Chronique Internet

Facebook reconnaît accepter des annonces discriminantes

d'Lëtzebuerger Land du 24.11.2017

Après une enquête de l’agence ProPublica dont les résultats ont été révélés cette semaine, Facebook a dû platement reconnaître avoir failli à ses propres règles et à la législation américaine interdisant toute discrimination raciale lors de la publication d’annonces immobilières.

ProPublica, une agence de presse d’investigation à but non lucratif basée à New York, a rédigé des douzaines d’annonces immobilières, les a soumises pour publication au réseau social en les accompagnant de critères de diffusion délibérément discriminantes et a mesuré à chaque fois le temps s’écoulant entre soumission et approbation. Dans la plupart des cas, rapporte-t-elle, il n’a fallu attendre que quelques minutes pour obtenir le feu vert du réseau. Une annonce proposant de louer un appartement avec pour critère de diffusion explicite d’exclure de la cible les Afro-Américains, les Américains d’origine asiatique et les publics hispanophones a ainsi été approuvée en moins d’une minute, a précisé ProPublica.
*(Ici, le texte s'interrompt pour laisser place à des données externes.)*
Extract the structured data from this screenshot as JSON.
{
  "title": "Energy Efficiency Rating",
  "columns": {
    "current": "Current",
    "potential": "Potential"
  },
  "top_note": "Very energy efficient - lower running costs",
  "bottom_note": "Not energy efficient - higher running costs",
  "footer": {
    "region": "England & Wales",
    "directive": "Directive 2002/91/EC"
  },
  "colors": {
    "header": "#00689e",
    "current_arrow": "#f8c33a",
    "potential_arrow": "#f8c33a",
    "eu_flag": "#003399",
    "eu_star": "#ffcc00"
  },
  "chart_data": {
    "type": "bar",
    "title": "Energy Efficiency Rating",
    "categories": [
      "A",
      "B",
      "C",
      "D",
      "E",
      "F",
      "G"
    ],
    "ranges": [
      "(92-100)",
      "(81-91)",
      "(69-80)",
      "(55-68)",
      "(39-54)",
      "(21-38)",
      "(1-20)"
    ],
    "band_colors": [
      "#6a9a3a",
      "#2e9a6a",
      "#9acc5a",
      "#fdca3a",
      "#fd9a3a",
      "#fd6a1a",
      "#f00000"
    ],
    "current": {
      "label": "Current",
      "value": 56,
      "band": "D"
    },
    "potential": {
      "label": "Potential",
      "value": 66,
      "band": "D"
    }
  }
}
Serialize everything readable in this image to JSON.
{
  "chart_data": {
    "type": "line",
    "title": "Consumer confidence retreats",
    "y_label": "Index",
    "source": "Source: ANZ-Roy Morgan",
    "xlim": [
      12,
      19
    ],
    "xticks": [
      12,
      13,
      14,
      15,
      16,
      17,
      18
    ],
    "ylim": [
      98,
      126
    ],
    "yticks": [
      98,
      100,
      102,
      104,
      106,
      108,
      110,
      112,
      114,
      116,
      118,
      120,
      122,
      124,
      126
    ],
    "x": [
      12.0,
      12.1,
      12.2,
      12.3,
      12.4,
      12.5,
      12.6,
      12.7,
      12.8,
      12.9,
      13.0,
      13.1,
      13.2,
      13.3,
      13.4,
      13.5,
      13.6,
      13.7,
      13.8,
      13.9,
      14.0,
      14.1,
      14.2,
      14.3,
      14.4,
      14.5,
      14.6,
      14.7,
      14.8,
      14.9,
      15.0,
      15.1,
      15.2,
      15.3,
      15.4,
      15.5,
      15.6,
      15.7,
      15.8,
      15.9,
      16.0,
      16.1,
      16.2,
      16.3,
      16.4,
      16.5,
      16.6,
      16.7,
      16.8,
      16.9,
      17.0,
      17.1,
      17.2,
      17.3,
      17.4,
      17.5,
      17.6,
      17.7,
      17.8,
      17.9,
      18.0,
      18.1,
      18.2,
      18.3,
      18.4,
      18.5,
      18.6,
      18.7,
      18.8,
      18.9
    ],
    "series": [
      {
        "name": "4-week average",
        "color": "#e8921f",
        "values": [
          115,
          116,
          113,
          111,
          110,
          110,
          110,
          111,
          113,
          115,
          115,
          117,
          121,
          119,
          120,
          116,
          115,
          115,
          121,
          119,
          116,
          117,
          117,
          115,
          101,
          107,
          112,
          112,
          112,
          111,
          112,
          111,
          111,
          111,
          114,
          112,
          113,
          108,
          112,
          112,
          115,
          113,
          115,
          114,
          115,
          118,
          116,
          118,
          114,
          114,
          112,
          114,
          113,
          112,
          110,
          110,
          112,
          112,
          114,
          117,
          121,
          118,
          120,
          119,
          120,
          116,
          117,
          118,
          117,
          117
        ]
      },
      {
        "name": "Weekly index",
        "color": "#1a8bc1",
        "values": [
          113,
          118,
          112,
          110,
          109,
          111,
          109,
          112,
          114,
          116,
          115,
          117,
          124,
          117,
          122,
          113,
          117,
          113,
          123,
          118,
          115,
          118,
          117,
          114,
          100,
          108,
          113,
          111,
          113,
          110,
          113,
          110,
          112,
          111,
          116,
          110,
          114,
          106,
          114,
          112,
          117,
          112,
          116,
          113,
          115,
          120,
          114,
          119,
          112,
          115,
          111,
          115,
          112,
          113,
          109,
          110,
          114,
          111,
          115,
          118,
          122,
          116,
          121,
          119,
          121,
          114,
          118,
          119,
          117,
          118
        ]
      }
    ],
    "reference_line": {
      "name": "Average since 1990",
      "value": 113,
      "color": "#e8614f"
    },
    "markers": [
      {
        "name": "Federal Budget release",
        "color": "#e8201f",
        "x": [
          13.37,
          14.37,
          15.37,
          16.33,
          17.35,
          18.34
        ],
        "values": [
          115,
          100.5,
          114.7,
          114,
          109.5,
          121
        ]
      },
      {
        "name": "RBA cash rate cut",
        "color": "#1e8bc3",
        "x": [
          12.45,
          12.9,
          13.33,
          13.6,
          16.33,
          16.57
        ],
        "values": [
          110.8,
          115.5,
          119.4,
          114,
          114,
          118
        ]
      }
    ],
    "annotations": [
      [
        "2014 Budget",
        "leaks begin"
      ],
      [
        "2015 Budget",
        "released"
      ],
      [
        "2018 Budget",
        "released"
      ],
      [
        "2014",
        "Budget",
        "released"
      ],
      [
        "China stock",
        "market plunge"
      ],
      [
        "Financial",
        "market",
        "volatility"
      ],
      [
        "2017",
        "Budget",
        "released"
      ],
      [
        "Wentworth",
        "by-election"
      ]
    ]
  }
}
La législation américaine prohibe toute discrimination raciale dans les annonces immobilières, d’emploi et de crédit. Dans le domaine immobilier, c’est le Fair Housing Act qui fixe les règles : il interdit, tant pour la vente que pour la location de logements, les annonces qui « indiquent une préférence, limitation ou préférence fondée sur la race, la couleur de peau, la religion, le sexe, le handicap, le statut familial ou l’origine nationale » ; les contrevenants s’exposent à des amendes de plusieurs dizaines de milliers de dollars.

Pourtant, Facebook avait déjà été pris en flagrant délit en 2016 sur ce même terrain, après qu’il eut été démontré que le réseau acceptait comme critère de diffusion de ne cibler que les publics blancs. En février dernier, il avait alors annoncé la mise en place d’un dispositif censé éviter ce genre de dérapage, avec un filtre éliminant d’emblée certains critères ouvertement discriminants et des écrans d’auto-certification sur lesquels les annonceurs étaient invités à confirmer le caractère non-discriminant de leurs annonces.

Cela n’a pas empêché les annonces assorties de critères excluant explicitement des catégories telles qu’Afro-Américains, mères de lycéens, personnes nécessitant des rampes pour handicapés, Juifs, expatriés d’Argentine ou hispanophones, d’être acceptées ces dernières semaines lors de l’enquête menée par ProPublica. « C’est un échec dans l’application (de nos règles) et nous sommes déçus de ne pas avoir été à la hauteur de nos engagements », a reconnu Facebook.

Comme le note l’agence, la personne chargée du dossier du logement par le président Trump, Ben Carson, ne semble pas être particulièrement préoccupée par la problématique de la discrimination : en 2015, Carson avait critiqué les « tentatives du gouvernement d’imposer l’égalité raciale à coup de législation » dans le domaine immobilier. Clairement, ce n’est pas du côté de l’administration Trump que viendra la pression requise pour éradiquer le racisme rampant qui empoisonne le marché immobilier américain.

On peut être tenté d’argumenter que, par rapport aux annonces ouvertement discriminantes que les journaux publiaient sans sourciller il y a encore un demi-siècle, il y a un progrès dans la mesure où il n’y a plus aujourd’hui de discrimination explicite dans les annonces elles-mêmes. Mais est-ce vraiment un progrès si cette ségrégation, qui profite désormais, en s’y cachant, du ciblage ultrafin rendu possible par les algorithmes des réseaux sociaux, et devient de ce fait bien plus difficile à débusquer et à éliminer ? La publicité ultra-ciblée réduit certes les coûts des annonceurs et évite le gaspillage, mais ce n’est pas une raison pour accepter qu’elle en arrive à contribuer, dans le cas de l’immobilier, à un modelage occulte des profils ethniques des quartiers et à faciliter, dans le contexte de polarisation politique extrême qui prévaut aux États-Unis, le charcutage électoral connu outre-Atlantique sous le terme de « gerrymandering ».